Charming social comedy which once in motion achieves a kind of sublime, friction free state of entertainment. It draws upon the public persona of its big box office star Rex Harrison, who had a reputation as a womaniser. He plays an amnesiac who finds himself in Wales without memory, only to discover that his condition has resulted in six marriages and no divorces.
Harrison actually was eventually married six times and his philandering led to real tragedy. But this is a light comedy. They all want him back. The ballbusting lawyer (Margaret Leighton) hired to defend the bigamist, falls in love with him, as do the women on the jury. In a case of life imitating art, Rex began an affair with his co-star, Kay Kendall.

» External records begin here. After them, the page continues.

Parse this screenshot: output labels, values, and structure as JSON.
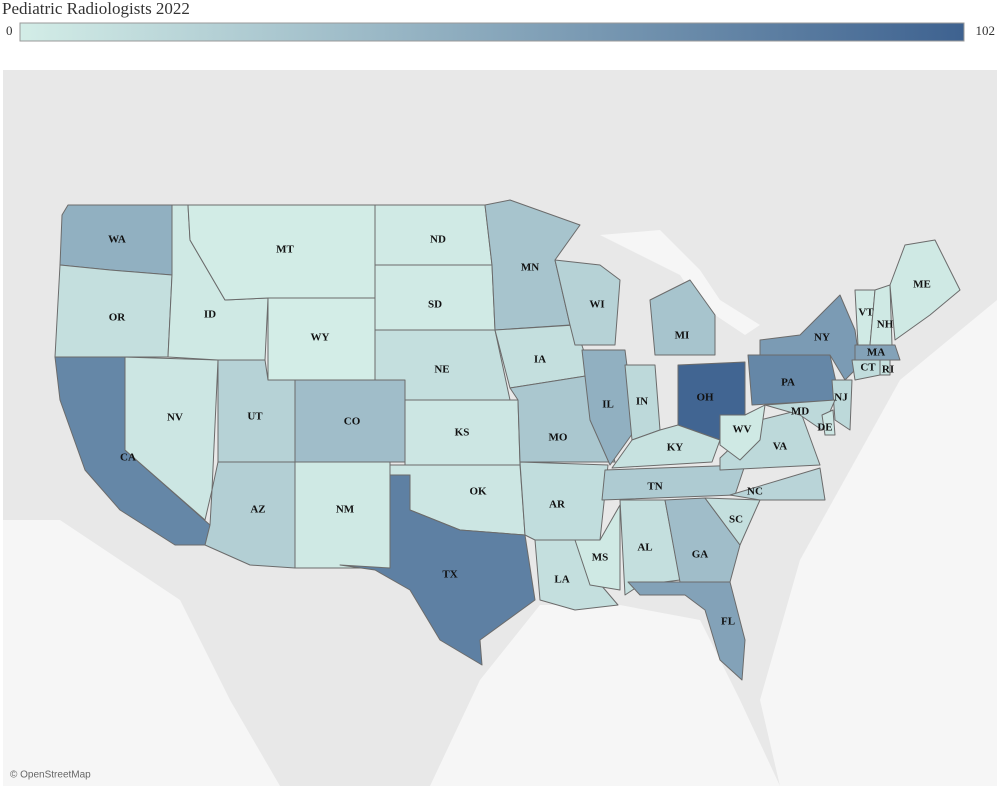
{
  "chart_data": {
    "type": "choropleth",
    "title": "Pediatric Radiologists 2022",
    "clim": [
      0,
      102
    ],
    "colors": [
      "#d3ede7",
      "#3e6290"
    ],
    "attribution": "© OpenStreetMap",
    "states": [
      {
        "label": "WA",
        "value": 45
      },
      {
        "label": "OR",
        "value": 10
      },
      {
        "label": "CA",
        "value": 75
      },
      {
        "label": "NV",
        "value": 5
      },
      {
        "label": "ID",
        "value": 3
      },
      {
        "label": "MT",
        "value": 1
      },
      {
        "label": "WY",
        "value": 0
      },
      {
        "label": "UT",
        "value": 20
      },
      {
        "label": "CO",
        "value": 35
      },
      {
        "label": "AZ",
        "value": 22
      },
      {
        "label": "NM",
        "value": 3
      },
      {
        "label": "ND",
        "value": 2
      },
      {
        "label": "SD",
        "value": 2
      },
      {
        "label": "NE",
        "value": 10
      },
      {
        "label": "KS",
        "value": 5
      },
      {
        "label": "OK",
        "value": 5
      },
      {
        "label": "TX",
        "value": 80
      },
      {
        "label": "MN",
        "value": 30
      },
      {
        "label": "IA",
        "value": 10
      },
      {
        "label": "MO",
        "value": 28
      },
      {
        "label": "AR",
        "value": 12
      },
      {
        "label": "LA",
        "value": 10
      },
      {
        "label": "WI",
        "value": 20
      },
      {
        "label": "IL",
        "value": 45
      },
      {
        "label": "MI",
        "value": 30
      },
      {
        "label": "IN",
        "value": 15
      },
      {
        "label": "OH",
        "value": 100
      },
      {
        "label": "KY",
        "value": 8
      },
      {
        "label": "TN",
        "value": 25
      },
      {
        "label": "MS",
        "value": 3
      },
      {
        "label": "AL",
        "value": 10
      },
      {
        "label": "GA",
        "value": 35
      },
      {
        "label": "FL",
        "value": 55
      },
      {
        "label": "SC",
        "value": 10
      },
      {
        "label": "NC",
        "value": 18
      },
      {
        "label": "VA",
        "value": 15
      },
      {
        "label": "WV",
        "value": 3
      },
      {
        "label": "PA",
        "value": 75
      },
      {
        "label": "NY",
        "value": 60
      },
      {
        "label": "NJ",
        "value": 15
      },
      {
        "label": "MD",
        "value": 15
      },
      {
        "label": "DE",
        "value": 5
      },
      {
        "label": "CT",
        "value": 12
      },
      {
        "label": "RI",
        "value": 8
      },
      {
        "label": "MA",
        "value": 55
      },
      {
        "label": "VT",
        "value": 2
      },
      {
        "label": "NH",
        "value": 3
      },
      {
        "label": "ME",
        "value": 3
      }
    ]
  }
}
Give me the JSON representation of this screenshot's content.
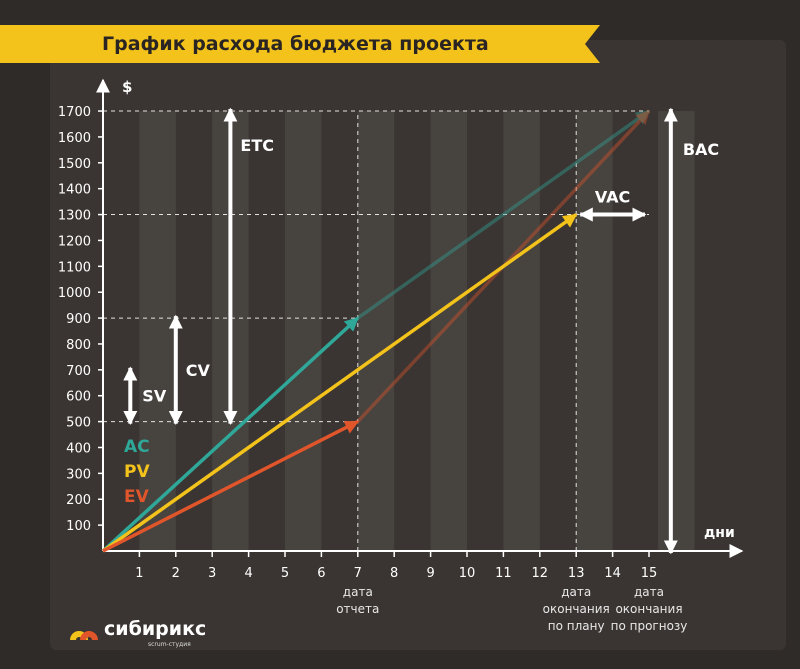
{
  "title": "График расхода бюджета проекта",
  "brand": {
    "name": "сибирикс",
    "subtitle": "scrum-студия"
  },
  "chart_data": {
    "type": "line",
    "title": "График расхода бюджета проекта",
    "xlabel": "дни",
    "ylabel": "$",
    "xlim": [
      0,
      15
    ],
    "ylim": [
      0,
      1700
    ],
    "x_ticks": [
      1,
      2,
      3,
      4,
      5,
      6,
      7,
      8,
      9,
      10,
      11,
      12,
      13,
      14,
      15
    ],
    "y_ticks": [
      100,
      200,
      300,
      400,
      500,
      600,
      700,
      800,
      900,
      1000,
      1100,
      1200,
      1300,
      1400,
      1500,
      1600,
      1700
    ],
    "series": [
      {
        "name": "AC",
        "color": "#2fa89a",
        "x": [
          0,
          7
        ],
        "y": [
          0,
          900
        ],
        "projection": {
          "x": [
            7,
            15
          ],
          "y": [
            900,
            1700
          ]
        }
      },
      {
        "name": "PV",
        "color": "#f3c31c",
        "x": [
          0,
          13
        ],
        "y": [
          0,
          1300
        ]
      },
      {
        "name": "EV",
        "color": "#e1552b",
        "x": [
          0,
          7
        ],
        "y": [
          0,
          500
        ],
        "projection": {
          "x": [
            7,
            15
          ],
          "y": [
            500,
            1700
          ]
        }
      }
    ],
    "x_annotations": [
      {
        "x": 7,
        "lines": [
          "дата",
          "отчета"
        ]
      },
      {
        "x": 13,
        "lines": [
          "дата",
          "окончания",
          "по плану"
        ]
      },
      {
        "x": 15,
        "lines": [
          "дата",
          "окончания",
          "по прогнозу"
        ]
      }
    ],
    "measures": [
      {
        "label": "SV",
        "x": 0.75,
        "y_from": 500,
        "y_to": 700
      },
      {
        "label": "CV",
        "x": 2.0,
        "y_from": 500,
        "y_to": 900
      },
      {
        "label": "ETC",
        "x": 3.5,
        "y_from": 500,
        "y_to": 1700
      },
      {
        "label": "BAC",
        "x": 15.6,
        "y_from": 0,
        "y_to": 1700
      },
      {
        "label": "VAC",
        "orientation": "horizontal",
        "y": 1300,
        "x_from": 13,
        "x_to": 15
      }
    ],
    "reference_lines": [
      {
        "y": 500,
        "x_to": 7
      },
      {
        "y": 900,
        "x_to": 7
      },
      {
        "y": 1300,
        "x_to": 15
      },
      {
        "y": 1700,
        "x_to": 15
      },
      {
        "x": 7,
        "y_to": 1700
      },
      {
        "x": 13,
        "y_to": 1700
      }
    ],
    "grid": false,
    "legend": "left"
  },
  "colors": {
    "background": "#2f2b29",
    "panel": "#3a3532",
    "banner": "#f3c31c",
    "stripe": "#4a4542",
    "axis": "#ffffff",
    "logo_red": "#e1552b",
    "logo_yellow": "#f3c31c"
  }
}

This might be overkill if it wasn't for the sublime touch of everyone involved, including Harrison, who is brilliant this kind of cheerfully ludicrous fluff. There's a genuinely funny script and an experienced comedy director in Sidney Gilliatt. The lovely Technicolor adds a little sweetness. Cecil Parker as the dismayed psychiatrist is just a bonus.
It's possible that in the era of #MeToo some will find this indulgence of the male ego a turn off. But watched in the spirit of the times there is one of the wittiest British scripts of the decade. And the cast squeezes all the laughs out of every line. This is is the comedy of manners made by experts; the kind of grown up frou-frou that Lubitsch used to make.